Massachusetts continued to give us a preview of what Obamacare would do to the country. In May, studies found that, contrary to what was promised, the new health-care regime increased emergency-room crowding, and increased already-long wait times for doctors’ appointments.

We also learned that the Massachusetts Uncompensated Care Pool, which was meant to cover hospital care for the uninsured, was being quietly used to subsidize the state’s expanded Medicaid program.


JUNE 2011
June was a big month for the law, as many of the constitutional challenges to Obamacare — most notably Florida v. HHS — made their way into federal appeals courts. In that case, Eleventh Circuit chief judge Joel Dubina asked the most fundamental question of all: “If we uphold the individual mandate in this case, are there any limits on Congressional power?” Unfortunately, in my view, advocates for the states whiffed in making the case that the law, in its entirety, should be uninformed.

In a separate case in the Sixth Circuit, Thomas More Law Center v. Obama, the court ruled that the individual mandate was indeed constitutional. Notably, Judge Jeffrey Sutton, a George W. Bush appointee and a Federalist Society favorite, opined that the “government has the better of the arguments” because “few people escape the need to obtain health care at some point in their lives.”
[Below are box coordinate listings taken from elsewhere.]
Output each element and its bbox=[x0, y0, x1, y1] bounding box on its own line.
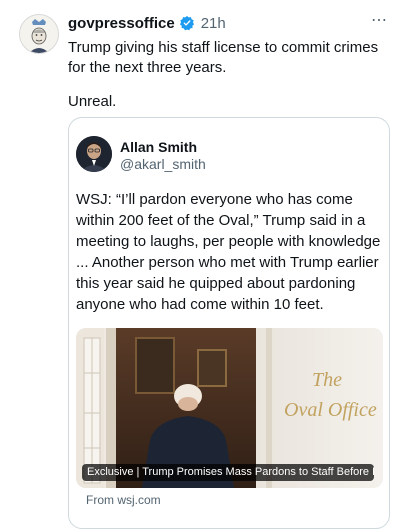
link-source[interactable]: From wsj.com bbox=[86, 493, 161, 507]
quoted-author-name[interactable]: Allan Smith bbox=[120, 139, 197, 155]
image-lettering: The bbox=[312, 369, 342, 391]
quoted-post-card[interactable]: Allan Smith @akarl_smith WSJ: “I’ll pard… bbox=[68, 117, 390, 529]
more-icon[interactable]: ⋯ bbox=[371, 10, 388, 30]
image-lettering: Oval Office bbox=[284, 399, 377, 421]
quoted-post-text: WSJ: “I’ll pardon everyone who has come … bbox=[76, 191, 381, 313]
quoted-author-avatar[interactable] bbox=[76, 136, 112, 172]
link-preview-card[interactable]: The Oval Office Exclusive | Trump Promis… bbox=[76, 328, 383, 488]
post-text-line: Unreal. bbox=[68, 93, 117, 110]
post-header: govpressoffice 21h bbox=[68, 13, 226, 33]
link-preview-caption: Exclusive | Trump Promises Mass Pardons … bbox=[82, 464, 374, 481]
author-avatar[interactable] bbox=[19, 14, 59, 54]
post-timestamp[interactable]: 21h bbox=[201, 15, 226, 32]
post-text-line: Trump giving his staff license to commit… bbox=[68, 39, 379, 76]
verified-badge-icon bbox=[179, 15, 195, 31]
post-text: Trump giving his staff license to commit… bbox=[68, 38, 398, 126]
author-name[interactable]: govpressoffice bbox=[68, 15, 175, 32]
quoted-author-handle[interactable]: @akarl_smith bbox=[120, 156, 206, 172]
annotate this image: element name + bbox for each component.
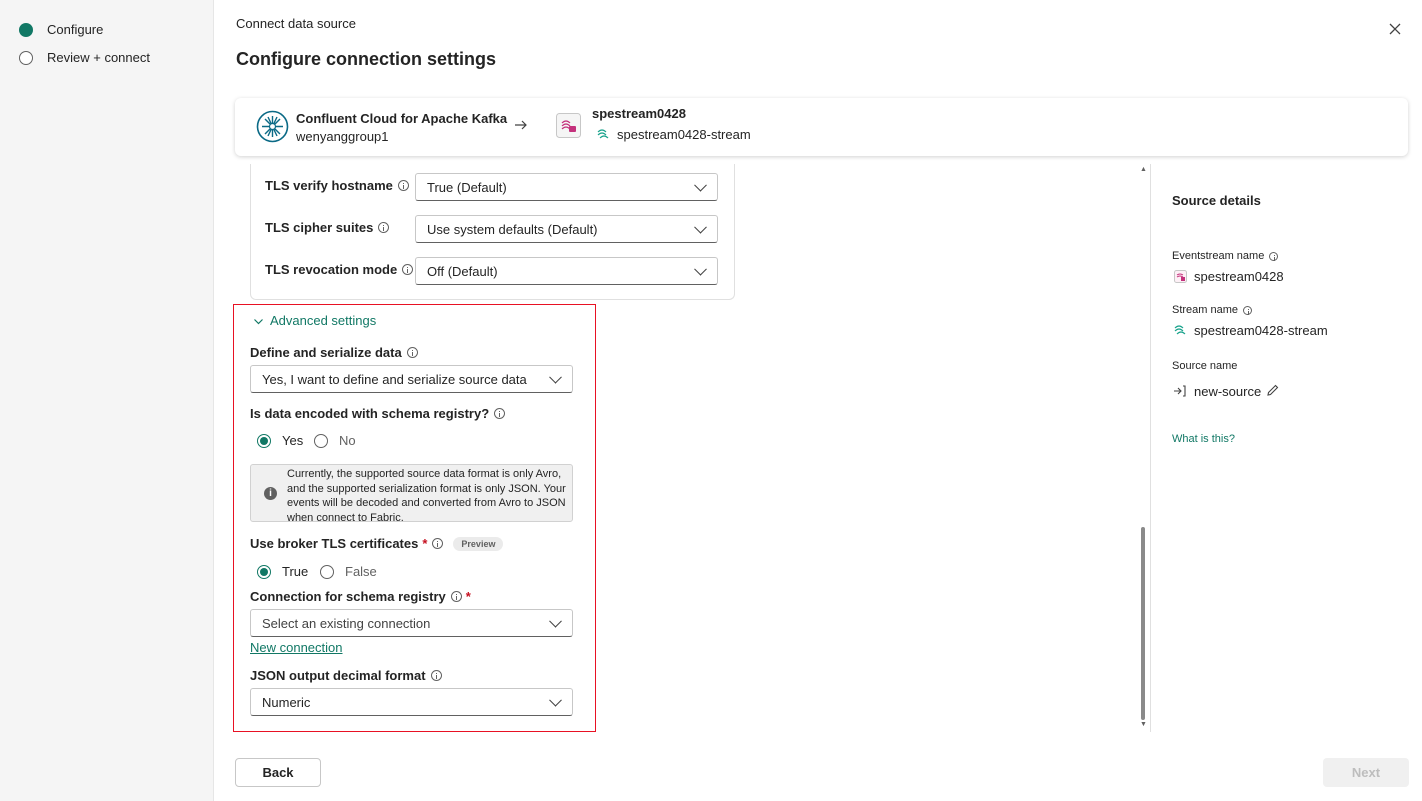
info-icon[interactable] bbox=[1269, 251, 1279, 261]
info-message-text: Currently, the supported source data for… bbox=[287, 468, 566, 524]
info-icon[interactable] bbox=[406, 347, 418, 358]
required-mark: * bbox=[422, 536, 428, 551]
eventstream-icon bbox=[1174, 270, 1187, 288]
json-decimal-label: JSON output decimal format bbox=[250, 668, 442, 683]
broker-tls-label: Use broker TLS certificates * Preview bbox=[250, 536, 504, 551]
what-is-this-link[interactable]: What is this? bbox=[1172, 433, 1235, 445]
chevron-down-icon bbox=[253, 315, 264, 326]
step-label: Configure bbox=[47, 22, 104, 37]
stream-icon bbox=[596, 127, 610, 141]
chevron-down-icon bbox=[694, 262, 707, 276]
source-name: Confluent Cloud for Apache Kafka bbox=[296, 111, 508, 126]
sign-in-icon bbox=[1173, 384, 1187, 398]
info-icon[interactable] bbox=[378, 222, 390, 233]
destination-stream: spestream0428-stream bbox=[617, 127, 751, 142]
step-label: Review + connect bbox=[47, 50, 150, 65]
step-configure[interactable]: Configure bbox=[19, 22, 103, 37]
tls-verify-hostname-label: TLS verify hostname bbox=[265, 178, 409, 193]
eventstream-icon bbox=[556, 113, 581, 138]
conn-schema-registry-label: Connection for schema registry * bbox=[250, 589, 471, 604]
tls-revocation-mode-label: TLS revocation mode bbox=[265, 262, 414, 277]
info-icon[interactable] bbox=[430, 670, 442, 681]
source-name-label: Source name bbox=[1172, 360, 1238, 372]
details-title: Source details bbox=[1172, 193, 1261, 208]
page-title: Configure connection settings bbox=[236, 49, 497, 69]
step-inactive-indicator bbox=[19, 50, 33, 65]
info-filled-icon: i bbox=[264, 487, 277, 500]
define-serialize-dropdown[interactable]: Yes, I want to define and serialize sour… bbox=[250, 365, 573, 393]
step-review-connect[interactable]: Review + connect bbox=[19, 50, 150, 65]
info-icon[interactable] bbox=[402, 264, 414, 275]
info-icon[interactable] bbox=[1243, 305, 1253, 315]
info-icon[interactable] bbox=[397, 180, 409, 191]
source-details-panel: Source details Eventstream name spestrea… bbox=[1150, 164, 1409, 732]
schema-no-radio-option[interactable]: No bbox=[314, 433, 356, 448]
radio-unselected[interactable] bbox=[314, 433, 328, 448]
scroll-down-icon[interactable]: ▼ bbox=[1140, 721, 1147, 728]
advanced-settings-toggle[interactable]: Advanced settings bbox=[253, 313, 376, 328]
source-name-value: new-source bbox=[1194, 384, 1262, 399]
json-decimal-dropdown[interactable]: Numeric bbox=[250, 688, 573, 716]
steps-panel: Configure Review + connect bbox=[0, 0, 214, 801]
scrollbar-thumb[interactable] bbox=[1141, 527, 1145, 720]
radio-unselected[interactable] bbox=[320, 564, 334, 579]
schema-yes-radio-option[interactable]: Yes bbox=[257, 433, 303, 448]
chevron-down-icon bbox=[694, 220, 707, 234]
eventstream-name-label: Eventstream name bbox=[1172, 250, 1279, 262]
preview-badge: Preview bbox=[453, 536, 504, 551]
breadcrumb: Connect data source bbox=[236, 16, 356, 31]
close-icon[interactable] bbox=[1386, 20, 1404, 38]
info-icon[interactable] bbox=[450, 591, 462, 602]
next-button[interactable]: Next bbox=[1323, 758, 1409, 787]
connection-summary-bar: Confluent Cloud for Apache Kafka wenyang… bbox=[235, 98, 1408, 156]
chevron-down-icon bbox=[694, 178, 707, 192]
broker-true-radio-option[interactable]: True bbox=[257, 564, 308, 579]
confluent-kafka-icon bbox=[256, 110, 289, 143]
define-serialize-label: Define and serialize data bbox=[250, 345, 418, 360]
tls-cipher-suites-label: TLS cipher suites bbox=[265, 220, 390, 235]
arrow-right-icon bbox=[514, 118, 528, 132]
info-message-bar: i Currently, the supported source data f… bbox=[250, 464, 573, 524]
destination-name: spestream0428 bbox=[592, 106, 686, 121]
new-connection-link[interactable]: New connection bbox=[250, 640, 343, 655]
required-mark: * bbox=[465, 589, 471, 604]
stream-icon bbox=[1173, 323, 1187, 337]
tls-revocation-mode-dropdown[interactable]: Off (Default) bbox=[415, 257, 718, 285]
chevron-down-icon bbox=[549, 693, 562, 707]
tls-cipher-suites-dropdown[interactable]: Use system defaults (Default) bbox=[415, 215, 718, 243]
tls-verify-hostname-dropdown[interactable]: True (Default) bbox=[415, 173, 718, 201]
scroll-up-icon[interactable]: ▲ bbox=[1140, 166, 1147, 173]
schema-registry-question-label: Is data encoded with schema registry? bbox=[250, 406, 506, 421]
broker-false-radio-option[interactable]: False bbox=[320, 564, 377, 579]
info-icon[interactable] bbox=[494, 408, 506, 419]
edit-pencil-icon[interactable] bbox=[1265, 383, 1280, 398]
radio-selected[interactable] bbox=[257, 564, 271, 579]
step-active-indicator bbox=[19, 22, 33, 37]
stream-name-label: Stream name bbox=[1172, 304, 1253, 316]
source-sub: wenyanggroup1 bbox=[296, 129, 389, 144]
back-button[interactable]: Back bbox=[235, 758, 321, 787]
conn-schema-registry-dropdown[interactable]: Select an existing connection bbox=[250, 609, 573, 637]
chevron-down-icon bbox=[549, 370, 562, 384]
radio-selected[interactable] bbox=[257, 433, 271, 448]
info-icon[interactable] bbox=[432, 538, 444, 549]
stream-name-value: spestream0428-stream bbox=[1194, 323, 1328, 338]
chevron-down-icon bbox=[549, 614, 562, 628]
eventstream-name-value: spestream0428 bbox=[1194, 269, 1284, 284]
In oral argument in that case, Neal Katyal, the acting solicitor general for the Obama administration, argued that the individual mandate wasn’t a big deal because it “only kicks in after people have earned a minimum amount of income. . . . Someone doesn’t need to earn that much income.”

Outside the courtroom, the McKinsey Quarterly published an important survey that found that 30 percent of employers intended to “definitely or probably” stop offering health insurance to their workers after 2014, when Obamacare’s taxes and subsidies kick in. Among employers who were most familiar with the law’s features, 50 percent intended to drop coverage. Democrats flipped out, futilely attempting to portray McKinsey as a right-wing conspirator. (McKinsey’s employees gave far more to Obama than McCain in 2008.)

Having succeeded at exempting labor unions and other Democrat-friendly organizations from Obamacare’s regulations — the “waivers for favors” program — the Obama administration said that it would not grant waivers to additional organizations.

A survey published in the New England Journal of Medicine found that two-thirds of children on Medicaid were denied a doctor’s appointment for an acute condition, such as uncontrolled asthma or a broken forearm, compared to only 11 percent with private insurance. Obamacare adds another 17 million people onto Medicaid. A glitch in the law, it was discovered, placed 3 million additional Americans onto the program.

In response to the NEJM study, the government announced it was going to sponsor its own study, in which “government snoops” would pose as patients, in an attempt to figure out which doctors weren’t accepting Medicaid and Medicare patients. After a public outcry — or as HHS put it, “feedback received during the public comment period” — the government abandoned the idea.